Heres a sample code of what i m trying to do.
Case 1
class model(nn.Module):
def __init__():
#init model
def forward(self, x):
x = self.conv1(x)
x = self.fc1(x)
return x
def pick_random_neuron(layer_list, index_list):
# naive approach. Assume layer list and index list are just plain lists with layer names and corresponding list of number of neurons
layer_name, index = random.choice((layer_list, index_list))
activation = {}
def get_activation(name):
def hook(model, input, output):
activation[name] = output.detach()
model.eval()
input.requires_grad = True # i want to modify input with gradients
for name, layer in model.named_modules():
handle = layer.register_forward_hook(get_activation(name))
output = model(input)
layer_name, index= pick_random_neuron(layer_list, index_list)
#get activation value, assume conv and fc layers are reshaped to 1d vector
value = activation[layer_name][index]
some_loss = nn.Criterion(output, target)
loss = some_loss + value
model.zero_grad()
loss.backward()
data_grad = input.grad.data
Since value
is taken from forward hook, there is no grad_fn and value
does not play a role in loss and grads calculation for finding gradients to change data.
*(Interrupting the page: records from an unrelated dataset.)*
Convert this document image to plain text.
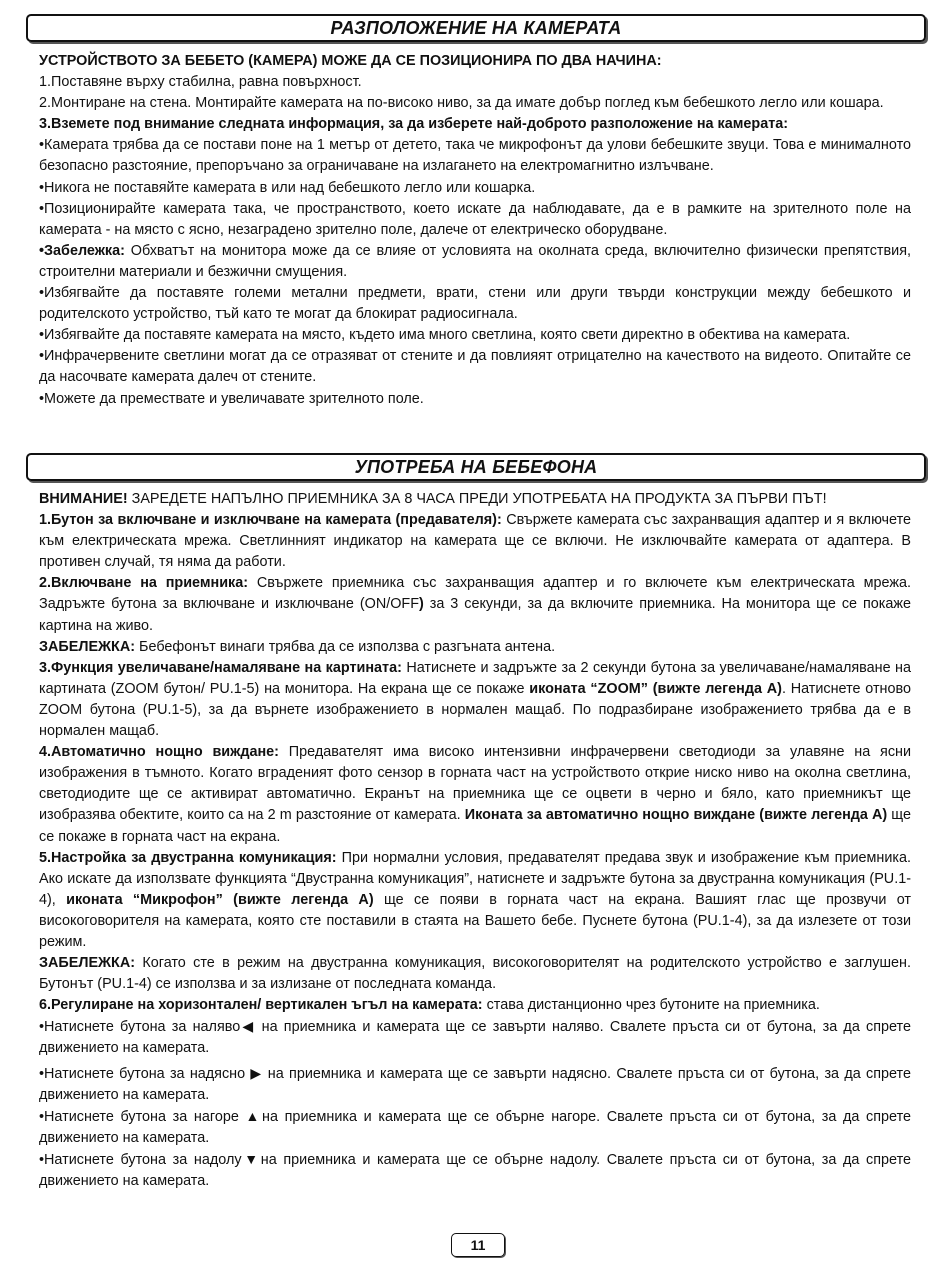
РАЗПОЛОЖЕНИЕ НА КАМЕРАТА

УСТРОЙСТВОТО ЗА БЕБЕТО (КАМЕРА) МОЖЕ ДА СЕ ПОЗИЦИОНИРА ПО ДВА НАЧИНА:

1.Поставяне върху стабилна, равна повърхност.

2.Монтиране на стена. Монтирайте камерата на по-високо ниво, за да имате добър поглед към бебешкото легло или кошара.

3.Вземете под внимание следната информация, за да изберете най-доброто разположение на камерата:

•Камерата трябва да се постави поне на 1 метър от детето, така че микрофонът да улови бебешките звуци. Това е минималното безопасно разстояние, препоръчано за ограничаване на излагането на електромагнитно излъчване.

•Никога не поставяйте камерата в или над бебешкото легло или кошарка.

•Позиционирайте камерата така, че пространството, което искате да наблюдавате, да е в рамките на зрителното поле на камерата - на място с ясно, незаградено зрително поле, далече от електрическо оборудване.

•Забележка: Обхватът на монитора може да се влияе от условията на околната среда, включително физически препятствия, строителни материали и безжични смущения.

•Избягвайте да поставяте големи метални предмети, врати, стени или други твърди конструкции между бебешкото и родителското устройство, тъй като те могат да блокират радиосигнала.

•Избягвайте да поставяте камерата на място, където има много светлина, която свети директно в обектива на камерата.

•Инфрачервените светлини могат да се отразяват от стените и да повлияят отрицателно на качеството на видеото. Опитайте се да насочвате камерата далеч от стените.

•Можете да премествате и увеличавате зрителното поле.

УПОТРЕБА НА БЕБЕФОНА

ВНИМАНИЕ! ЗАРЕДЕТЕ НАПЪЛНО ПРИЕМНИКА ЗА 8 ЧАСА ПРЕДИ УПОТРЕБАТА НА ПРОДУКТА ЗА ПЪРВИ ПЪТ!

1.Бутон за включване и изключване на камерата (предавателя): Свържете камерата със захранващия адаптер и я включете към електрическата мрежа. Светлинният индикатор на камерата ще се включи. Не изключвайте камерата от адаптера. В противен случай, тя няма да работи.

2.Включване на приемника: Свържете приемника със захранващия адаптер и го включете към електрическата мрежа. Задръжте бутона за включване и изключване (ON/OFF) за 3 секунди, за да включите приемника. На монитора ще се покаже картина на живо.

ЗАБЕЛЕЖКА: Бебефонът винаги трябва да се използва с разгъната антена.

3.Функция увеличаване/намаляване на картината: Натиснете и задръжте за 2 секунди бутона за увеличаване/намаляване на картината (ZOOM бутон/ PU.1-5) на монитора. На екрана ще се покаже иконата “ZOOM” (вижте легенда А). Натиснете отново ZOOM бутона (PU.1-5), за да върнете изображението в нормален мащаб. По подразбиране изображението трябва да е в нормален мащаб.

4.Автоматично нощно виждане: Предавателят има високо интензивни инфрачервени светодиоди за улавяне на ясни изображения в тъмното. Когато вграденият фото сензор в горната част на устройството открие ниско ниво на околна светлина, светодиодите ще се активират автоматично. Екранът на приемника ще се оцвети в черно и бяло, като приемникът ще изобразява обектите, които са на 2 m разстояние от камерата. Иконата за автоматично нощно виждане (вижте легенда А) ще се покаже в горната част на екрана.

5.Настройка за двустранна комуникация: При нормални условия, предавателят предава звук и изображение към приемника. Ако искате да използвате функцията “Двустранна комуникация”, натиснете и задръжте бутона за двустранна комуникация (PU.1-4), иконата “Микрофон” (вижте легенда А) ще се появи в горната част на екрана. Вашият глас ще прозвучи от високоговорителя на камерата, която сте поставили в стаята на Вашето бебе. Пуснете бутона (PU.1-4), за да излезете от този режим.

ЗАБЕЛЕЖКА: Когато сте в режим на двустранна комуникация, високоговорителят на родителското устройство е заглушен. Бутонът (PU.1-4) се използва и за излизане от последната команда.

6.Регулиране на хоризонтален/ вертикален ъгъл на камерата: става дистанционно чрез бутоните на приемника.

•Натиснете бутона за наляво◀ на приемника и камерата ще се завърти наляво. Свалете пръста си от бутона, за да спрете движението на камерата.

•Натиснете бутона за надясно ▶ на приемника и камерата ще се завърти надясно. Свалете пръста си от бутона, за да спрете движението на камерата.

•Натиснете бутона за нагоре ▲на приемника и камерата ще се обърне нагоре. Свалете пръста си от бутона, за да спрете движението на камерата.

•Натиснете бутона за надолу▼на приемника и камерата ще се обърне надолу. Свалете пръста си от бутона, за да спрете движението на камерата.

11
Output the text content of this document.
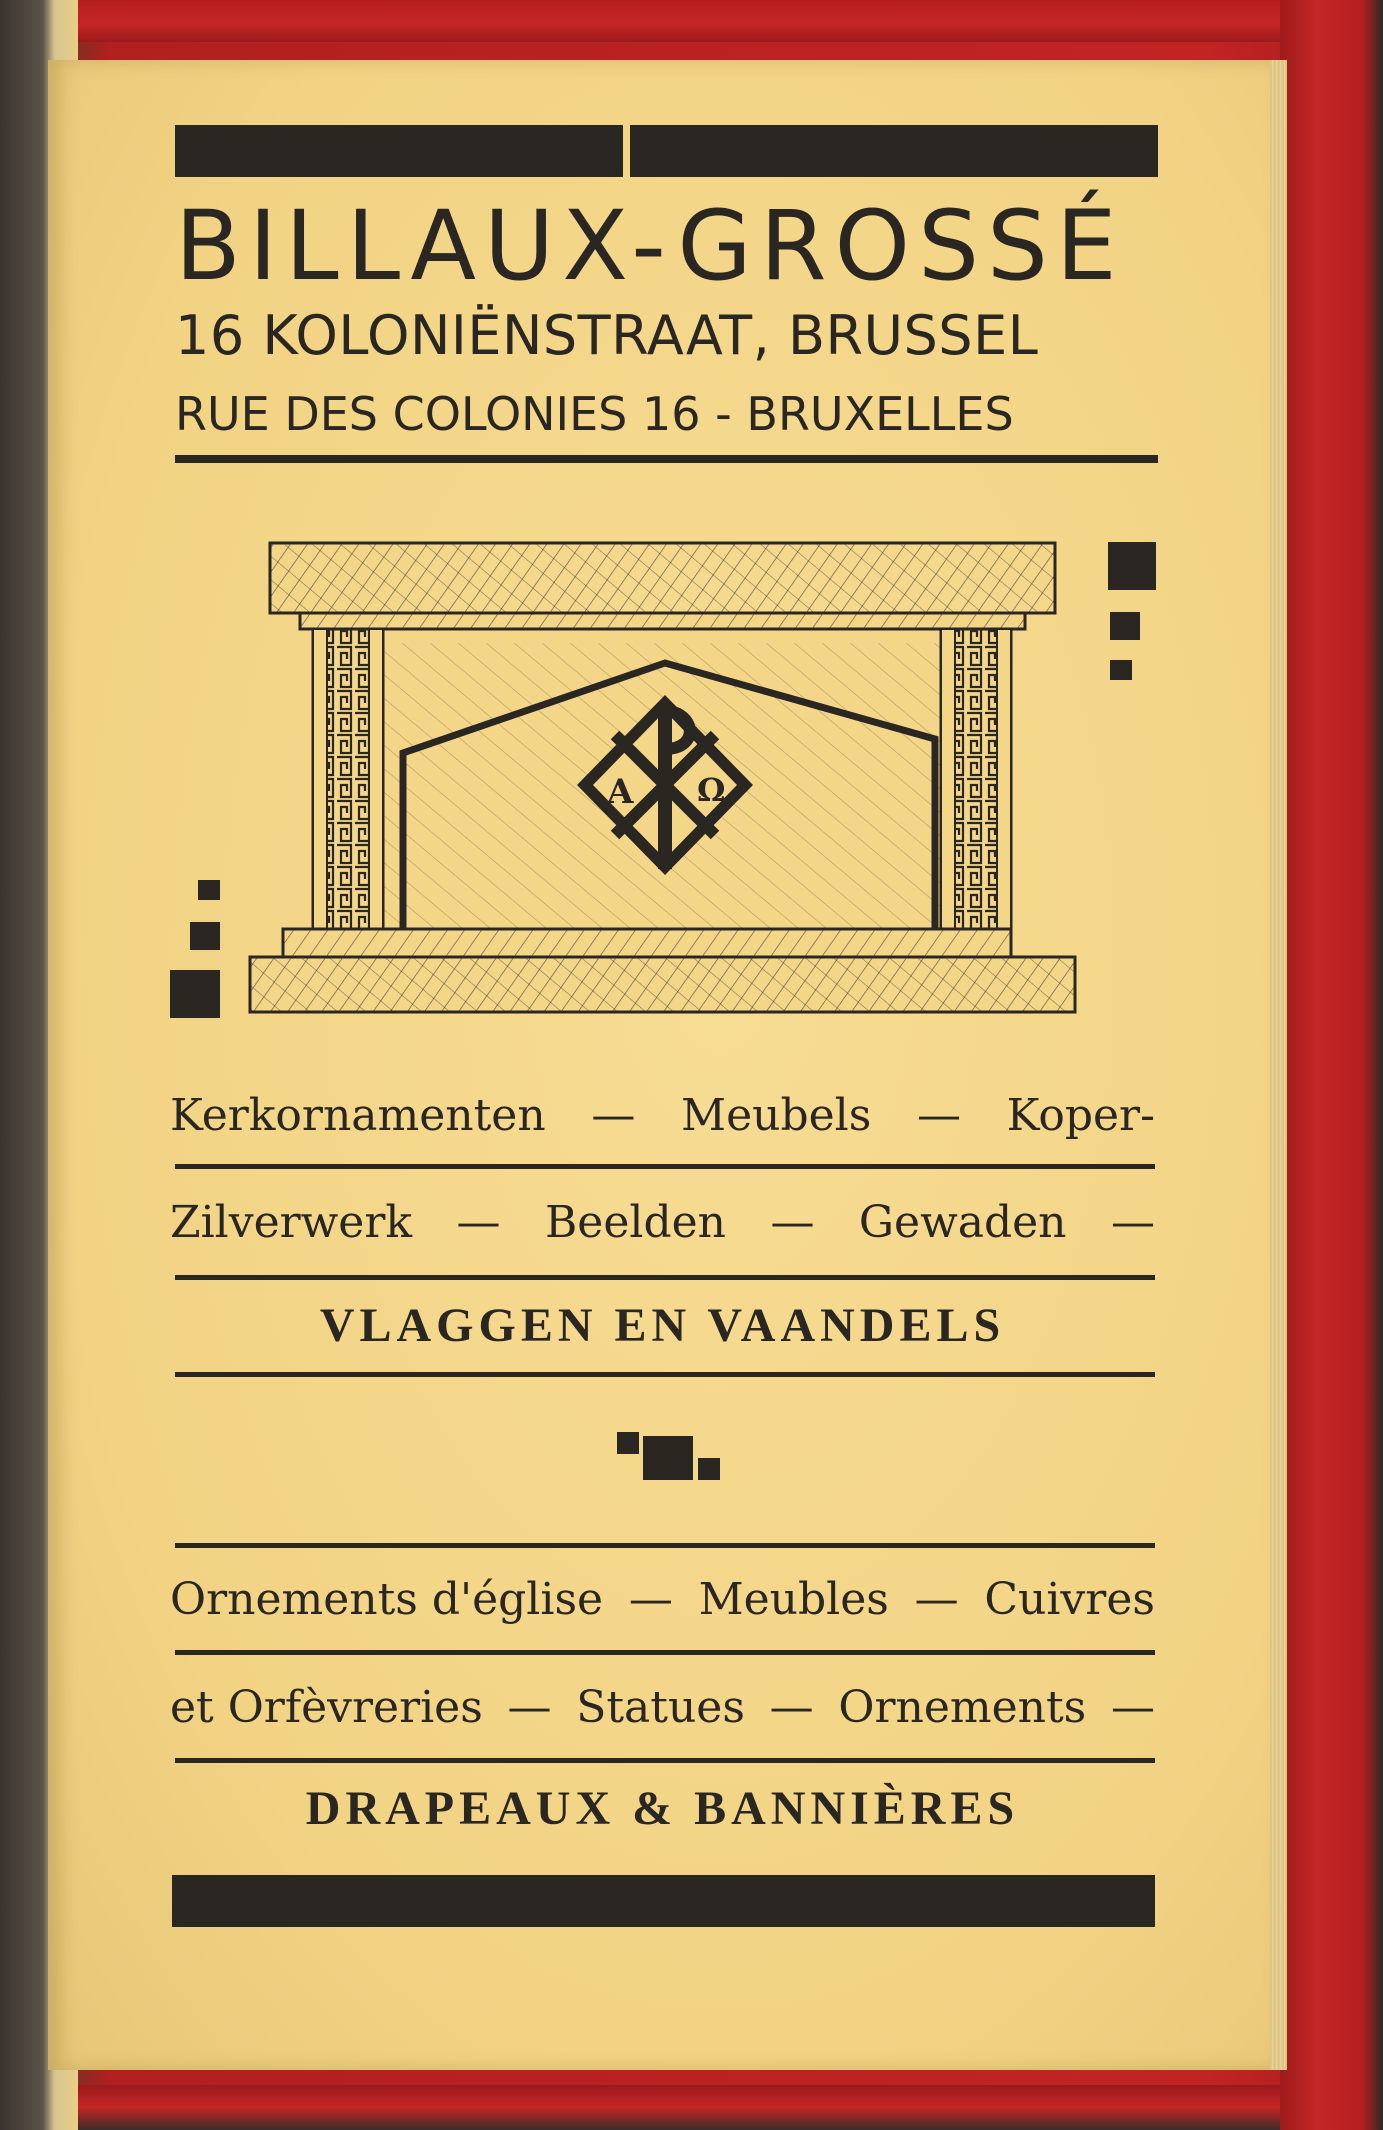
BILLAUX-GROSSÉ
16 KOLONIËNSTRAAT, BRUSSEL
RUE DES COLONIES 16 - BRUXELLES
A Ω
Kerkornamenten — Meubels — Koper-
Zilverwerk — Beelden — Gewaden —
VLAGGEN EN VAANDELS
Ornements d'église — Meubles — Cuivres
et Orfèvreries — Statues — Ornements —
DRAPEAUX & BANNIÈRES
This basically ends up as adding some scalar value at the end to the loss function.
I can solve this problem by changing model forward to output all layers.
Case 2
class model(nn.Module):
def __init__(self):
# model init
def forward(self, x):
x1 = self.conv1(x)
x2 = self.fc1(x1)
return x1, x2
x1, x2 = model(input)
layer_name, index= pick_random_neuron(layer_list, index_list)
if layer_name == 'Conv1':
x1.view(-1)[index]
elif layer_name == 'fc1':
x2.view(-1)[index]
Case 2 works. But is there a possiblity to solve this problem using forward hooks as they are more flexible for larger models?
Thanks for the update!
Your forward hook detaches the output.
Could you remove the detach()
call and try it again?
Hey @ptrblck. Thanks a lot. That worked.